Freitag, 31. Mai 2013, 08:05 Uhr

Nichtraucherschutzgesetz Das Rauchverbot im Internet kommt

Nichtraucher-Hinweis auf der Seite des Bundesministeriums für Gesundheit
Foto: nrp Nichtraucher-Hinweis auf der Seite des Bundesministeriums für Gesundheit

Nachdem das Nichtraucherschutzgesetz zum Unmut vieler Kneipenliebhaber und Gastwirte durchgesetzt wurde, soll nun auch während des Besuchs von Internetseiten das Rauchen eingeschränkt werden. Die Seite des Bundesministeriums für Gesundheit gibt vor, wie das aussieht.

Die Gemüter sind um die Diskussion des absoluten Rauchverbots noch nicht abgekühlt, da kommt schon die nächste Einschränkung: Künftig sind offizielle Behördenseiten wie von Ämtern, Ministerien, des Bundestages aber auch die Internetpräsenzen von Parteien und maßgeblich staatlich getragenen und halbstaatlichen Institutionen wie die Deutsche Bahn oder die Post als Nichtraucher-Seiten deklariert. Ebenfalls betroffen vom Nichtraucherschutzgesetz sind Seiten, die sich vorwiegend an Kinder und Jugendliche richten, die das 18. Lebensjahr noch nicht erreicht haben sowie Communities und Social Networks wie Facebook oder Twitter.

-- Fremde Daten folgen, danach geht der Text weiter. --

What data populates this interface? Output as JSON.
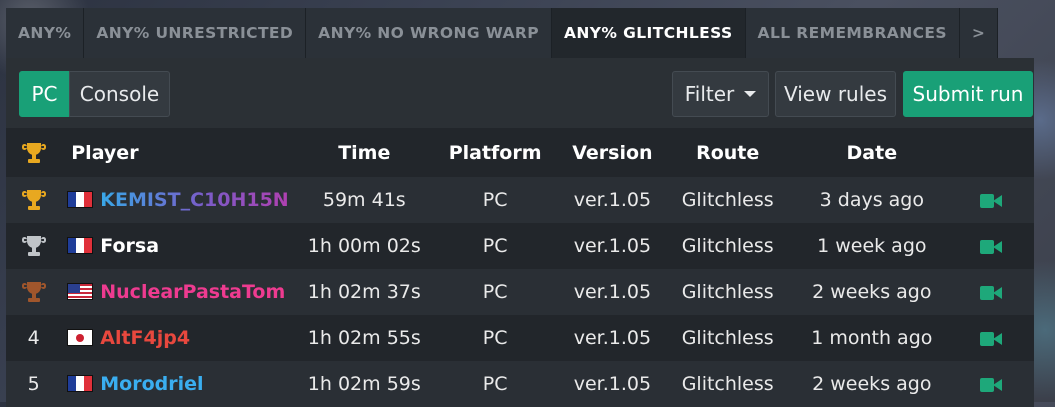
{
  "tabs": [
    {
      "label": "ANY%"
    },
    {
      "label": "ANY% UNRESTRICTED"
    },
    {
      "label": "ANY% NO WRONG WARP"
    },
    {
      "label": "ANY% GLITCHLESS",
      "active": true
    },
    {
      "label": "ALL REMEMBRANCES"
    },
    {
      "label": ">"
    }
  ],
  "toolbar": {
    "platform_options": [
      "PC",
      "Console"
    ],
    "selected_platform": "PC",
    "filter_label": "Filter",
    "view_rules_label": "View rules",
    "submit_label": "Submit run"
  },
  "table": {
    "columns": {
      "rank_icon": "trophy-icon",
      "player": "Player",
      "time": "Time",
      "platform": "Platform",
      "version": "Version",
      "route": "Route",
      "date": "Date"
    },
    "rows": [
      {
        "rank": "1",
        "rank_icon": "gold-trophy-icon",
        "flag": "france-flag-icon",
        "player": "KEMIST_C10H15N",
        "time": "59m 41s",
        "platform": "PC",
        "version": "ver.1.05",
        "route": "Glitchless",
        "date": "3 days ago",
        "video_icon": "video-camera-icon"
      },
      {
        "rank": "2",
        "rank_icon": "silver-trophy-icon",
        "flag": "france-flag-icon",
        "player": "Forsa",
        "time": "1h 00m 02s",
        "platform": "PC",
        "version": "ver.1.05",
        "route": "Glitchless",
        "date": "1 week ago",
        "video_icon": "video-camera-icon"
      },
      {
        "rank": "3",
        "rank_icon": "bronze-trophy-icon",
        "flag": "usa-flag-icon",
        "player": "NuclearPastaTom",
        "time": "1h 02m 37s",
        "platform": "PC",
        "version": "ver.1.05",
        "route": "Glitchless",
        "date": "2 weeks ago",
        "video_icon": "video-camera-icon"
      },
      {
        "rank": "4",
        "flag": "japan-flag-icon",
        "player": "AltF4jp4",
        "time": "1h 02m 55s",
        "platform": "PC",
        "version": "ver.1.05",
        "route": "Glitchless",
        "date": "1 month ago",
        "video_icon": "video-camera-icon"
      },
      {
        "rank": "5",
        "flag": "france-flag-icon",
        "player": "Morodriel",
        "time": "1h 02m 59s",
        "platform": "PC",
        "version": "ver.1.05",
        "route": "Glitchless",
        "date": "2 weeks ago",
        "video_icon": "video-camera-icon"
      }
    ]
  },
  "colors": {
    "accent": "#19a077",
    "gold": "#e8a820",
    "silver": "#c0c4c8",
    "bronze": "#a0562c"
  }
}
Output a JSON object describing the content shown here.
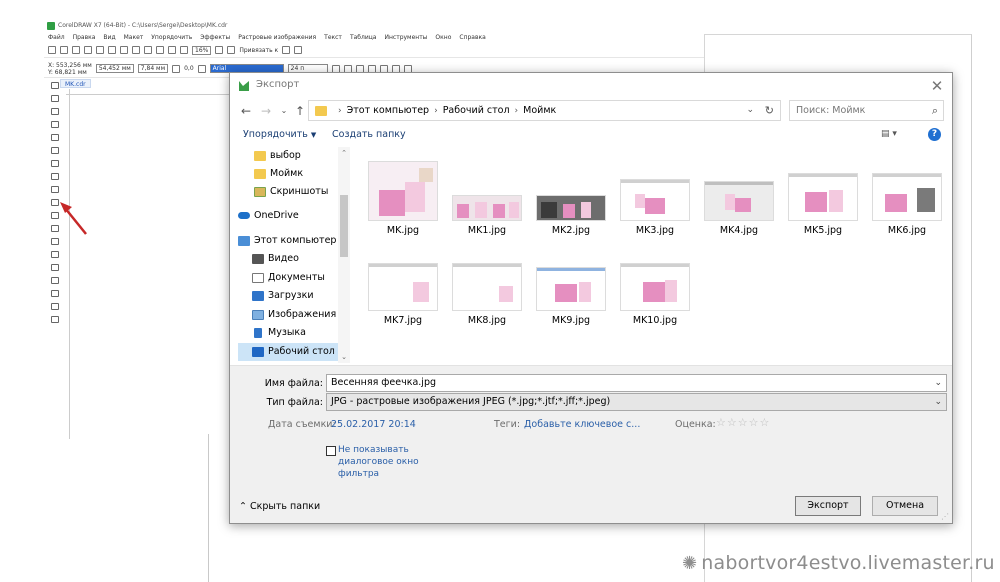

Das bedeutet: Während des Besuches von Nichtraucher-Seiten ist es in keinem Fall gestattet zu rauchen. Auch sogenannte E-Zigaretten sind nicht erlaubt. Zuwiderhandlungen werden mit einer Geldbuße von 25 EUR geahndet, im Wiederholungsfall drohen bis zu 500 EUR Strafgeld. Aber auch die Betreiber von Seiten werden zur Kasse gebeten, wenn sie das Nichtraucherschutzgesetz nicht auch aktiv im Internet durchsetzen. So muss ein Seitenbetreiber mit einer Geldbuße von bis zu 25.000 EUR rechnen, wenn er Raucher duldet ohne sie auf speziell eingerichtete und gelüftete Raucherbereiche zu verweisen.

Kontrolliert werden kann jeder halbwegs aktuelle Computer

Um zu erkennen ob ein Besucher aktuell raucht oder nicht, wird auf eine ungenutzte Funktion zurückgegriffen: Nach 2001 gekaufte Computer sind mit sogenannten Smoke-Chips ausgestattet. Diese Chips waren ursprünglich dafür vorgesehen als Brandmelder zu fungieren: Schmort eine Platine durch oder kommt es zu einem Kurzschluss, sollten Smoke-Chips den Benutzer alarmieren. Die Technik wurde jedoch von Betriebssystemherstellern nie unterstützt und so schlummert die Funktion ungenutzt in Millionen Computern – bis heute.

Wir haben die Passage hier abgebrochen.